In a blog post entitled “Competition Authorities and Search,” Microsoft Vice President and Deputy General Counsel Dave Heiner said part of the motivation for Microsoft and Yahoo&après;s search deal was “we are concerned about Google business practices that tend to lock in publishers and advertisers and make it harder for Microsoft to gain search volume.” The post comes at the end of a week in which European authorities asked Google to explain its search algorithms after complaints from competitors–one of which is owned by Microsoft.
“Microsoft would obviously be among the first to say that leading firms should not be punished for their success,” Heiner wrote in one of Microsoft&après;s strongest public statements regarding Google to date. “Our concerns relate only to Google practices that tend to lock in business partners and content (like Google Books) and exclude competitors, thereby undermining competition more broadly.”
A Google representative declined to comment on Microsoft&après;s post.

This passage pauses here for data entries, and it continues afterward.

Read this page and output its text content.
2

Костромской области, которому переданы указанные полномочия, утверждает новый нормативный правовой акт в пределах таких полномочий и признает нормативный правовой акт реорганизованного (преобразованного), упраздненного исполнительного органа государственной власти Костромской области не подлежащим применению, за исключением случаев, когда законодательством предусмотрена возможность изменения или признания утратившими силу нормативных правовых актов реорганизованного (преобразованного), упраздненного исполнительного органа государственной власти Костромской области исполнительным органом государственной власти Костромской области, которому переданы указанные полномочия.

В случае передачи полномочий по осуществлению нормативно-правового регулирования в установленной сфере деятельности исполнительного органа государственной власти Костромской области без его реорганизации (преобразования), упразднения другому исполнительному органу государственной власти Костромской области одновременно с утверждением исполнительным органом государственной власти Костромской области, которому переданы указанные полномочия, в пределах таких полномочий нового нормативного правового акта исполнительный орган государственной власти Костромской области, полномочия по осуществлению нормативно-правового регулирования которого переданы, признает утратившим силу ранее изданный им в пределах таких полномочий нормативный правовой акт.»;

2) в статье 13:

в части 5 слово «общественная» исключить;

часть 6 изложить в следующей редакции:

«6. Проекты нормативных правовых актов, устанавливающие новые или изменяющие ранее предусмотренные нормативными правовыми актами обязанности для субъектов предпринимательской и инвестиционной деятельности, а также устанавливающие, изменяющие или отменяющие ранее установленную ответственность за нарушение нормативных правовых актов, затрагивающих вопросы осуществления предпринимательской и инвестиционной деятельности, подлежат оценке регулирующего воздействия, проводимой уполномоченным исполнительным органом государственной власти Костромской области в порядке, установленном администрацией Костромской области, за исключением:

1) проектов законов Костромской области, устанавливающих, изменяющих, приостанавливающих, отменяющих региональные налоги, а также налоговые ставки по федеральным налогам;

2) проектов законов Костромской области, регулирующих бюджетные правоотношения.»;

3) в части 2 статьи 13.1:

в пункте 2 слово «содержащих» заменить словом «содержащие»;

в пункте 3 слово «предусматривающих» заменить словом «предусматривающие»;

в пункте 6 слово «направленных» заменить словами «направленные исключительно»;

For all the obsession about Google&après;s supposedly deteriorating relationship with Apple, make no mistake: the two most diametrically opposed companies in the tech industry are Microsoft and Google. The two titans are increasingly locked in a struggle to define the next generation of computing.
Microsoft, bien sûr, has two franchises to defend against Google's moves into operating system and office productivity softaprès, as well as the broader philosophy that the Web–rather than the desktop–is the platform of the future. And for all Google's financial might, it remains mostly a one-trick pony with the vast majority of its resources financed by its search dominance: exactly where Microsoft is aiming with Bing and the Yahoo partnership.
par le biais Microsoft prend son envol gants contre Google | Les résultats pertinents – CNET Nouvelles.